Q. In Millikans oil drop experiment, an oil drop of radius $r$ and charge $q$ is held in equilibrium between plates of a parallel plate capacitor when the potential difference is $V$. To keep a drop of radius $2 r$ with charge $2q$ in equilibrium between the plates, the potential difference required is :
J & K CETJ & K CET 2001
Solution:
In Millikans oil drop experiment, in order that the drop stays stationary force due to electric field should equal to gravitational force.

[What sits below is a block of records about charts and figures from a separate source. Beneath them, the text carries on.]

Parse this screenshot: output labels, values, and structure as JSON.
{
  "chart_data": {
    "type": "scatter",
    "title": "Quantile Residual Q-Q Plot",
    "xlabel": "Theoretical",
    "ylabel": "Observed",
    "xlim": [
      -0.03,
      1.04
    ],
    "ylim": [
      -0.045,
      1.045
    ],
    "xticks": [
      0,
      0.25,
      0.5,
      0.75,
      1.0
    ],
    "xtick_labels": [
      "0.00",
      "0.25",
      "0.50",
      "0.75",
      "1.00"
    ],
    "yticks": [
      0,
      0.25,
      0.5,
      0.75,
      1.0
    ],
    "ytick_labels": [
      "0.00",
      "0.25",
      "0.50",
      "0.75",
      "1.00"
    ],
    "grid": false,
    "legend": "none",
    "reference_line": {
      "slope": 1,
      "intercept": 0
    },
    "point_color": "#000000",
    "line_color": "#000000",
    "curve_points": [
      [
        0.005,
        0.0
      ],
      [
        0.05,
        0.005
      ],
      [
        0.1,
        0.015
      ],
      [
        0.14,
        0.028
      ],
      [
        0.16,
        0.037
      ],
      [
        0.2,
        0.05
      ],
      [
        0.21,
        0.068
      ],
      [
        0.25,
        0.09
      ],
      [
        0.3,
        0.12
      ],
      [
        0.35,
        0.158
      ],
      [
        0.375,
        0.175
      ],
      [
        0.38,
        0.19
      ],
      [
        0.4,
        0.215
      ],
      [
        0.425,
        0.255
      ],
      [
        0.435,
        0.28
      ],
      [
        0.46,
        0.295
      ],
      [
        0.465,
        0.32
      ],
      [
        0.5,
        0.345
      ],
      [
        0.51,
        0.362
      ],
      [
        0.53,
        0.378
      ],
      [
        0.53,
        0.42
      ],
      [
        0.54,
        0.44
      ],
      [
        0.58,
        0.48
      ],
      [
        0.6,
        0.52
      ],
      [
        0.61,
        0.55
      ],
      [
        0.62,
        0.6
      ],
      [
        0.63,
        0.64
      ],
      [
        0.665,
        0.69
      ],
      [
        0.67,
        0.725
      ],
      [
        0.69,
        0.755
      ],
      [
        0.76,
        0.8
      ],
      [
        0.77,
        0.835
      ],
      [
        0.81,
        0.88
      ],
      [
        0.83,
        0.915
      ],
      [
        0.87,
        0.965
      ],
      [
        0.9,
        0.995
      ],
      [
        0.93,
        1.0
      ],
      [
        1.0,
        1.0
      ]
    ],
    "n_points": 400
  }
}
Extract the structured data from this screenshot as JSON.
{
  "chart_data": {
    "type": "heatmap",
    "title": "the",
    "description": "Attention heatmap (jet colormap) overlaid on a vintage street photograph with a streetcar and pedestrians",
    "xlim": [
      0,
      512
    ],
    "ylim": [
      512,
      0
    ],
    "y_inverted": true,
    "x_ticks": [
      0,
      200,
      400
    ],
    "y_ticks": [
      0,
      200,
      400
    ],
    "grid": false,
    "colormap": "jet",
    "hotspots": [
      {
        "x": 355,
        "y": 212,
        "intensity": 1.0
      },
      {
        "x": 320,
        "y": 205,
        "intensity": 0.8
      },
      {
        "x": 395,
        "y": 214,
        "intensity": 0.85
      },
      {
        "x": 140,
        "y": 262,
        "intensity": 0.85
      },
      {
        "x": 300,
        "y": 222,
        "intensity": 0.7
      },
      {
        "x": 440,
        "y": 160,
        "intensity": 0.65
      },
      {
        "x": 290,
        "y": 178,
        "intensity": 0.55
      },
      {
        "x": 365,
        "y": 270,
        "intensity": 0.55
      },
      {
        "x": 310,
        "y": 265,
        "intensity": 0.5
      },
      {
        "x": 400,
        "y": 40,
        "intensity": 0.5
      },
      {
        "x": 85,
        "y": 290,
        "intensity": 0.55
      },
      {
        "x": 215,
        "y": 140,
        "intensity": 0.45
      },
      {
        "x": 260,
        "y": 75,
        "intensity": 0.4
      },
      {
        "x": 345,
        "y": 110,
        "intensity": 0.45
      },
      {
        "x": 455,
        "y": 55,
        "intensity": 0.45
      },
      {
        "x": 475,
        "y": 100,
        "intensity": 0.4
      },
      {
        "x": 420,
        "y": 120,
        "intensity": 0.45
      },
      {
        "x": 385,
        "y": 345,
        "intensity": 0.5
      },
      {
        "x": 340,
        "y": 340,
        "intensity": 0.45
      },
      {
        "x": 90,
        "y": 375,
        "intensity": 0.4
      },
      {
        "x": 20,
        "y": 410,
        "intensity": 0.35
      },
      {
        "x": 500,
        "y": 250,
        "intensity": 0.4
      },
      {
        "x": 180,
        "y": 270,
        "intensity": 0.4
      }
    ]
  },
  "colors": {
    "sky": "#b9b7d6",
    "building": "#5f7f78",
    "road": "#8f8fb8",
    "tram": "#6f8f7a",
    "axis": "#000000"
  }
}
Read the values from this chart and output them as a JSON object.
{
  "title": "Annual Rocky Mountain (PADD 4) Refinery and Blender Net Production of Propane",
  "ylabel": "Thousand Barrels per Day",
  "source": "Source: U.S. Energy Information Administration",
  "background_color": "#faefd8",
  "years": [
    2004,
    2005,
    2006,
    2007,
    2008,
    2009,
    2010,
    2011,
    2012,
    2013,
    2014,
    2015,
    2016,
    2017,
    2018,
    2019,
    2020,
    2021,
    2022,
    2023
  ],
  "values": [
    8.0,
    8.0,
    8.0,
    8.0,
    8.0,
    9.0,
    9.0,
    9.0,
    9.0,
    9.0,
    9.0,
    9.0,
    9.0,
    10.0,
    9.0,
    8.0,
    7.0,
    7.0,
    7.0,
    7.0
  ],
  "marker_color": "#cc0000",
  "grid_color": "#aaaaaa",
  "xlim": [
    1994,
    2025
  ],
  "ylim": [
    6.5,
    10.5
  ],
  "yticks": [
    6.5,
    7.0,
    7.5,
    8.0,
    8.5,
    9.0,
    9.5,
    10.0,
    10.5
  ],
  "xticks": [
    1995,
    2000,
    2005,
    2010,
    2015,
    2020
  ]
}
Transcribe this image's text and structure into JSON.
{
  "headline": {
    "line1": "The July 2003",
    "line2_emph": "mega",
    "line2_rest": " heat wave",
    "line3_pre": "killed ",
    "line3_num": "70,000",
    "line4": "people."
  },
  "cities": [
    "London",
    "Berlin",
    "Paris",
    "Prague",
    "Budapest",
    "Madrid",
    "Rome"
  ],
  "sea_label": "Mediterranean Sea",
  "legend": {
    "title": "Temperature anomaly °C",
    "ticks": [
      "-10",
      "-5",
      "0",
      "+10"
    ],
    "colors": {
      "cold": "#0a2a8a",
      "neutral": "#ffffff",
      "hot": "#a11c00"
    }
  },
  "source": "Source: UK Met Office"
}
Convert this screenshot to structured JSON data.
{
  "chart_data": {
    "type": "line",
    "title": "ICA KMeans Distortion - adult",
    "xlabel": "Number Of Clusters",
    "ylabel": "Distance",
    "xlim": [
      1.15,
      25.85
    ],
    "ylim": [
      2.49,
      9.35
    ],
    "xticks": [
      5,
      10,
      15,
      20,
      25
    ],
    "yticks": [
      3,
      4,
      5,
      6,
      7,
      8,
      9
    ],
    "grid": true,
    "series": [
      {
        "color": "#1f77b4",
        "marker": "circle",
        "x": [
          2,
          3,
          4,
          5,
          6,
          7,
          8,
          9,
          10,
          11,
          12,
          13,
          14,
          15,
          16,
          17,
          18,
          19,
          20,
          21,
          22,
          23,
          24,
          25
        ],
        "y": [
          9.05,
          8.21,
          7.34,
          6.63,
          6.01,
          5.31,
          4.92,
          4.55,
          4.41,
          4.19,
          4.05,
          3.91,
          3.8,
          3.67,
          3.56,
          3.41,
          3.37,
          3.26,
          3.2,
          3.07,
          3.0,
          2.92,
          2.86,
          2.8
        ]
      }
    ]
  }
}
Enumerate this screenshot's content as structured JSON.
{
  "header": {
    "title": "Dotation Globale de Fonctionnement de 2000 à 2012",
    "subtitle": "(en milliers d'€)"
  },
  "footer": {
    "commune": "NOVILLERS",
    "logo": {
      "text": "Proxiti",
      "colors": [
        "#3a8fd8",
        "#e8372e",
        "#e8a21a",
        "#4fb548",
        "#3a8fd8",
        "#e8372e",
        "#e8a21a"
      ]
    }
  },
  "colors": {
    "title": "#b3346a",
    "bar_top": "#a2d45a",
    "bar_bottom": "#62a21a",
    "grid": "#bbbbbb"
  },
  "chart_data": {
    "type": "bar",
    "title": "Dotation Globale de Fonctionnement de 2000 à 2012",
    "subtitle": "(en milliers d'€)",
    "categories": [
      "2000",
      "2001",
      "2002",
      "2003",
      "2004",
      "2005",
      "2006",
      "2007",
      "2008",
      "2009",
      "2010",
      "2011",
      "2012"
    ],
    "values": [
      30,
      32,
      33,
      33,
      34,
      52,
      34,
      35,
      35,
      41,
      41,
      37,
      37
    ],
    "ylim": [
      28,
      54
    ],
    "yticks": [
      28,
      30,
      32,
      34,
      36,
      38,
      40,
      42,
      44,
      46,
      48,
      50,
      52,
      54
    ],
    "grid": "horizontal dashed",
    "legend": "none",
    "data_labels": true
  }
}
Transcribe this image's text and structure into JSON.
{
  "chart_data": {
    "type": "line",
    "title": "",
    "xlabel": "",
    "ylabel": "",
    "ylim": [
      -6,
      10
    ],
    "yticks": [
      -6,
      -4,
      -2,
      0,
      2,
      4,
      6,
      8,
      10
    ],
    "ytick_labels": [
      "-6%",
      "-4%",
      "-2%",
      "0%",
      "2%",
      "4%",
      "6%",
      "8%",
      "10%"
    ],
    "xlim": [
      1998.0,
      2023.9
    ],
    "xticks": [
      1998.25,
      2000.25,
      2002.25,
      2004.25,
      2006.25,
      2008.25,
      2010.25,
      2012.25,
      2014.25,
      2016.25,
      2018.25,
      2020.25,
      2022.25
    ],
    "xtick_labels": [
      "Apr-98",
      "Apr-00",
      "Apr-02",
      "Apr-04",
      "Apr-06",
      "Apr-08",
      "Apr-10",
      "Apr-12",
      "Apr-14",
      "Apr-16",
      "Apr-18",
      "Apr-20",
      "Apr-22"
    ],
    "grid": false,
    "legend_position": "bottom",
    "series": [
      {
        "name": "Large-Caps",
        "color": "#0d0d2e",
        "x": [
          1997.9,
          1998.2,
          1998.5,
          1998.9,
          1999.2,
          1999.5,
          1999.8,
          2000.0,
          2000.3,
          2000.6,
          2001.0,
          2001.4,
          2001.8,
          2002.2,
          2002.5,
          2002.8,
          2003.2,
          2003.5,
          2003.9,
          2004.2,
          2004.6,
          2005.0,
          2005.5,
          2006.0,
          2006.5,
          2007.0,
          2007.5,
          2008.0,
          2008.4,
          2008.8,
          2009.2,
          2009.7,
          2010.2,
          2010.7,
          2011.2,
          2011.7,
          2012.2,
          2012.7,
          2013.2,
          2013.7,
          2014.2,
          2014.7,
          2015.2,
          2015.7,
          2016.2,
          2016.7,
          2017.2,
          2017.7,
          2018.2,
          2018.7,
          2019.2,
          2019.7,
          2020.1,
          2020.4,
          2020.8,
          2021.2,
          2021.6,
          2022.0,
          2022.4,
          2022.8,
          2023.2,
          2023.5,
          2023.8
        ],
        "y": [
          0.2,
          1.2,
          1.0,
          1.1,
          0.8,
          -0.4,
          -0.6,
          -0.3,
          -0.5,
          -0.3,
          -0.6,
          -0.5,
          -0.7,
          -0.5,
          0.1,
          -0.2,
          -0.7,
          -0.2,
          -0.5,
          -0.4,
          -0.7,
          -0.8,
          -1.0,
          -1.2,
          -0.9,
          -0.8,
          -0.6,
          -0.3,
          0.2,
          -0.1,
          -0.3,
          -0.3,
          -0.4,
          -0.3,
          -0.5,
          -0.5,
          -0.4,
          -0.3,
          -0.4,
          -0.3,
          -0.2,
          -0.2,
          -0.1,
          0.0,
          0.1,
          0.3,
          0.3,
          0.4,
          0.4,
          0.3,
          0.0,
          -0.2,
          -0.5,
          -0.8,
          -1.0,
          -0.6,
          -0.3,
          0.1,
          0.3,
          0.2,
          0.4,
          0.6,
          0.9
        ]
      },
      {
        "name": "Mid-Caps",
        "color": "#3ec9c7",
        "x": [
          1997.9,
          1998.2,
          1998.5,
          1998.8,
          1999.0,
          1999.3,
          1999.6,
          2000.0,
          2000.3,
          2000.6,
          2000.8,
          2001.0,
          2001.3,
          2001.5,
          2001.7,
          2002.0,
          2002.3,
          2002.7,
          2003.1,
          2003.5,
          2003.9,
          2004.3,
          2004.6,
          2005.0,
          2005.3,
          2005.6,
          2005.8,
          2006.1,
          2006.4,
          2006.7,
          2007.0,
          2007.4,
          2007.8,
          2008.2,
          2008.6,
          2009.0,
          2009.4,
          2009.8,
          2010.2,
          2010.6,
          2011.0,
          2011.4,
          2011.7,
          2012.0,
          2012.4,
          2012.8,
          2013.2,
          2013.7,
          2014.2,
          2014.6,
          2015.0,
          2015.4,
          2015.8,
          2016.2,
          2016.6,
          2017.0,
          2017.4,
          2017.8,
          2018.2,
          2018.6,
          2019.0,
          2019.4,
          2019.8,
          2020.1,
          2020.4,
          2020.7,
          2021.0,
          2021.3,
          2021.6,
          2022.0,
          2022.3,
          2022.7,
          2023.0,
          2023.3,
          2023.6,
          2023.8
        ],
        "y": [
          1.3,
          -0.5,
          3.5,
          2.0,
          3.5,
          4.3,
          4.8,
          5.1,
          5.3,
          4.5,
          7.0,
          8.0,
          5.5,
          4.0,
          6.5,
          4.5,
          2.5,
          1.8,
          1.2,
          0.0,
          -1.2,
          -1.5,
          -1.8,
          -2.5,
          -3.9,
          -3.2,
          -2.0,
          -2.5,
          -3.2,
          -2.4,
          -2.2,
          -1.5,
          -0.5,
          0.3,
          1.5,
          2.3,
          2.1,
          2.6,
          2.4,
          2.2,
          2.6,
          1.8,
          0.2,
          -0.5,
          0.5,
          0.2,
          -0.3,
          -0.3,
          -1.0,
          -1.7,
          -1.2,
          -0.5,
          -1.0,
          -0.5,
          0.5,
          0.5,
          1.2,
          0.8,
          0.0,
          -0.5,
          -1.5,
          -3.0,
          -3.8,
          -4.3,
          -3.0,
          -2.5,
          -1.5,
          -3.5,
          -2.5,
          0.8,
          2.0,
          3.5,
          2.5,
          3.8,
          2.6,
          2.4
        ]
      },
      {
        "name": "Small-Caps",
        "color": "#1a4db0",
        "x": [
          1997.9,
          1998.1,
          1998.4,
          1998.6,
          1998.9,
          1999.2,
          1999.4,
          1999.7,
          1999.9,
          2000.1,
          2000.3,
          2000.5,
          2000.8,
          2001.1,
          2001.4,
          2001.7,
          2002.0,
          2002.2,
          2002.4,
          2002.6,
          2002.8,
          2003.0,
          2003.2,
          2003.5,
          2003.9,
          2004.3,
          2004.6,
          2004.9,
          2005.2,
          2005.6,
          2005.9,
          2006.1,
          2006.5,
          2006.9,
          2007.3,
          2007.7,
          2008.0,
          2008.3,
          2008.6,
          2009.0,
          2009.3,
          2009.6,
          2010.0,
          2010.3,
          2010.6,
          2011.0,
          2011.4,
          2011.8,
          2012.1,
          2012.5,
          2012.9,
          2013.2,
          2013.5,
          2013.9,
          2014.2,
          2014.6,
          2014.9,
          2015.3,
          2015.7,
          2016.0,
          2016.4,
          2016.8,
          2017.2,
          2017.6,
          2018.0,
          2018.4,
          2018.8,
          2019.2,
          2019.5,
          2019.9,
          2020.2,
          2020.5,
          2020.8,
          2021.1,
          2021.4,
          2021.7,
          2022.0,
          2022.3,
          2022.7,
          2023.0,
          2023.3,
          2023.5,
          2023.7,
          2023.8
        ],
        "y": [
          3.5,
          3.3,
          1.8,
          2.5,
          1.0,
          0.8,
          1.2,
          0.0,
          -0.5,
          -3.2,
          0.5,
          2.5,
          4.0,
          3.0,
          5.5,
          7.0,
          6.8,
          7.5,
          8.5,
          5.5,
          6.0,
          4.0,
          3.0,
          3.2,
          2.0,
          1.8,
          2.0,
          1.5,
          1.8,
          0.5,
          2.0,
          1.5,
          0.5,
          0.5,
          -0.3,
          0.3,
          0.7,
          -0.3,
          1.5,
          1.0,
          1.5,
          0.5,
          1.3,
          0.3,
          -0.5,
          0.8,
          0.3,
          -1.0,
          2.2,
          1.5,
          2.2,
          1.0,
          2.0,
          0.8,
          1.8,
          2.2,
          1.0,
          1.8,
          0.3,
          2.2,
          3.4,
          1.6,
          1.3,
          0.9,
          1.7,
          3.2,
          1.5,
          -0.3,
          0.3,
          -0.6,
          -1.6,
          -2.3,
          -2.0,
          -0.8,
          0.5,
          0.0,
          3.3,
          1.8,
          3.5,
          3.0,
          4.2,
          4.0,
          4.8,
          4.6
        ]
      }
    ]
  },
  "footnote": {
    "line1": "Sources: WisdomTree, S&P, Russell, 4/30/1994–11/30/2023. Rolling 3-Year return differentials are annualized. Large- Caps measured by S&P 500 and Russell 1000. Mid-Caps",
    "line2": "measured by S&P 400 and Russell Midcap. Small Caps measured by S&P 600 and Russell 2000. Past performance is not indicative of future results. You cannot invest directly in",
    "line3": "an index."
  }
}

$\therefore F=q E=m g \ldots$ (i)
Also, mass $=$ volume $\times$ density
$m=\frac{4}{3} \pi r^{3} \rho$ and $E=\frac{V}{d}$
Hence, Eq. (i), becomes
$\frac{4}{3} \pi r^{3} \rho g=q \cdot \frac{V}{d} $
$\therefore \frac{V_{1}}{V_{2}}=\left(\frac{r_{1}}{r_{2}}\right)^{3}\left(\frac{q_{2}}{q_{1}}\right)$
Given, $r_{2}=2 r, r_{1}=r, q_{2}=2 q, q_{1}=q$
$ \therefore \frac{V_{1}}{V_{2}}=\left(\frac{r}{2 r}\right)^{3}\left(\frac{q_{2}}{q_{1}}\right)$
$ \therefore V_{2}=4 V_{1}=4 V(\therefore V_{1}=V$ (given))